You can also make cutlets out of poha. Moreover, there is misal poha, which is basically misal pav, but the pav is replaced with poha. Another way is having kanda poha, which is poha made with onions, which is famous in Mumbai. Poha also has different names - it is known as aval in Tamil, avalakki in Kanada, chiura in Bhojpuri, chuda in Oria and so on.
 
But did you know that poha has excellent health benefits too? It is easily digestible, can be loaded with vegetables and is a cheap option. Poha is a great choice, particularly for those who want to loose weight.
 
"Poha is very low in calories. It has about 76.9% of carbohydrates and 23% fat, which makes it one of the most ideal choices for weight loss. Apart from this, it is rich in fibre and therefore leaves you feeling full for a longer time, curbs mid-meal cravings and helps avoid overeating," says Siva Teja Gadepalli, nutritionist.
 
Apparently, poha is both - tasty and healthy.
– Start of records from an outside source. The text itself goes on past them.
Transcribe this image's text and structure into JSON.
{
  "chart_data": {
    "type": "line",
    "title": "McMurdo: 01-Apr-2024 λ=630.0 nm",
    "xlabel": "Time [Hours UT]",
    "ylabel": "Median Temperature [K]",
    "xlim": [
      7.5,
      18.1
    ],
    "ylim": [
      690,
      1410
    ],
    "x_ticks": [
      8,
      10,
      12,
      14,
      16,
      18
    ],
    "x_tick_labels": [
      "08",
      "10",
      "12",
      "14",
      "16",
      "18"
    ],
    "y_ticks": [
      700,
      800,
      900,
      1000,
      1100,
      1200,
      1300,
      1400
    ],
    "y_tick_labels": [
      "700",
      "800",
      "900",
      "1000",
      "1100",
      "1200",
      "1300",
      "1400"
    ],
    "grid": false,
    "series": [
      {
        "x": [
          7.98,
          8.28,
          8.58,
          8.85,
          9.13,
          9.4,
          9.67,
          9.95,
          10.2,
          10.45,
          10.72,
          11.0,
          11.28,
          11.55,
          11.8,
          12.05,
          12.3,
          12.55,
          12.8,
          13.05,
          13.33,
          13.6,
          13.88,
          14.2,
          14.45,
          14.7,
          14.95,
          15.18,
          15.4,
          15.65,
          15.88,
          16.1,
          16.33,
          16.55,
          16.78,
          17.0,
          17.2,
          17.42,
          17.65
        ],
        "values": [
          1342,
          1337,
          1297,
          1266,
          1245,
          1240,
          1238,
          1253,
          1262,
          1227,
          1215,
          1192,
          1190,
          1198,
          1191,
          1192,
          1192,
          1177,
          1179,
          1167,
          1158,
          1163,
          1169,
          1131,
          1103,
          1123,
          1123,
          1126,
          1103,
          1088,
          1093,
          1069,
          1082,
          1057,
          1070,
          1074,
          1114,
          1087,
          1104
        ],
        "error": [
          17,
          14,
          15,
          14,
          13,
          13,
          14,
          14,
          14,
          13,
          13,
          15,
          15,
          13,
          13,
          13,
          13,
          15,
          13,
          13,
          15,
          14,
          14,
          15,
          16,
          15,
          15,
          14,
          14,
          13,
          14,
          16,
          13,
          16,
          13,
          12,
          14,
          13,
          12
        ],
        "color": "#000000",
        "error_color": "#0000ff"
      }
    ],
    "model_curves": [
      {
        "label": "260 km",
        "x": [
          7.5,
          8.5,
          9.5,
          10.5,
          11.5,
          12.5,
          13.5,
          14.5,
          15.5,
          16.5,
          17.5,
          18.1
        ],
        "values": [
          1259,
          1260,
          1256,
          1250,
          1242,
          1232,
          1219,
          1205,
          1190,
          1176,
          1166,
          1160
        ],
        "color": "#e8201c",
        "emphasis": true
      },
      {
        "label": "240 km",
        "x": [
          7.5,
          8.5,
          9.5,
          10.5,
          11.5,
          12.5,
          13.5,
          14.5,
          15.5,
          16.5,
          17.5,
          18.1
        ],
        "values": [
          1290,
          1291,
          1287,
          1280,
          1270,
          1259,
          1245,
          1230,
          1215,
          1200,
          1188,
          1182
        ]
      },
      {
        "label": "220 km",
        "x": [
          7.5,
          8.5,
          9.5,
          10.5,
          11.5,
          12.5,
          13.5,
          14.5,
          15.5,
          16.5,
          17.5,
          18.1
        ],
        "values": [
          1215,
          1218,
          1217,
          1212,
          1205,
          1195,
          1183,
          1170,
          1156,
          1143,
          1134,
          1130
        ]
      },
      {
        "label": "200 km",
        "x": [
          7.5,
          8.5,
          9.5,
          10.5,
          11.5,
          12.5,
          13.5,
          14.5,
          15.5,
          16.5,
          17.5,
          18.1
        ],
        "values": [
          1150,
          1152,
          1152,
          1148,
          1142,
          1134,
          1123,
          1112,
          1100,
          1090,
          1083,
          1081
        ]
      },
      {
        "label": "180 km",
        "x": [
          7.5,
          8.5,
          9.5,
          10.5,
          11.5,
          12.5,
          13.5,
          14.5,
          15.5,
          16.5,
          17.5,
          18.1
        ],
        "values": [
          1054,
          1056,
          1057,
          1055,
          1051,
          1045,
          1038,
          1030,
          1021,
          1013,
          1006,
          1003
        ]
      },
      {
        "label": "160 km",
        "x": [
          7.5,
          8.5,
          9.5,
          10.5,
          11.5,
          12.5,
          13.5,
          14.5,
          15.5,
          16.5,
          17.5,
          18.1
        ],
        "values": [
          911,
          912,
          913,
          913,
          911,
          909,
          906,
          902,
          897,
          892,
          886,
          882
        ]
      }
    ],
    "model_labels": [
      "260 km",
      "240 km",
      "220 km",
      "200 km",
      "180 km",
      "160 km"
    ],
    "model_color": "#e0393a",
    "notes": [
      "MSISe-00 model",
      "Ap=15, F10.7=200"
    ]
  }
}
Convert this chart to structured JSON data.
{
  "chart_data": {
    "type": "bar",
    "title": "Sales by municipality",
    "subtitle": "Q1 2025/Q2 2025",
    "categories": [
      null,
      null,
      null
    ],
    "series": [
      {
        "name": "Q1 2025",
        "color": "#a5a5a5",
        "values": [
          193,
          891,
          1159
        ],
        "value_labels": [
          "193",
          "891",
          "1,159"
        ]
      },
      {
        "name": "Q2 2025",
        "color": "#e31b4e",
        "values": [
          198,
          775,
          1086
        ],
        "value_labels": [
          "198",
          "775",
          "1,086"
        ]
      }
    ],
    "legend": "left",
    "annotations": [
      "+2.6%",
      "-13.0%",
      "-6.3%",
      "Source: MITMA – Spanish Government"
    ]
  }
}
With it by their side, those on a diet can still enjoy a delicious breakfast without having to worry about calories. It can be eaten as a snack too but is essentially a good breakfast option. It's intriguing that despite the indigenous Poha being there, other processed and packaged items such as oats and quinoa are flooding the Indian market and being promoted as the best bets for 'healthy and nutritious' breakfast.
 
However, nutritionists recommend poha as one of the healthiest Indian breakfasts. "Poha is a wholesome meal. It is a good source of carbohydrates and iron, rich in fibre, a good source of antioxidants and essential vitamins and is gluten free. It is known to be good for those who have diabetes, skin and heart problems. To make it protein rich, one can add peanuts and sprouted legumes," says Priyannka Aashu Singh, nutritionist.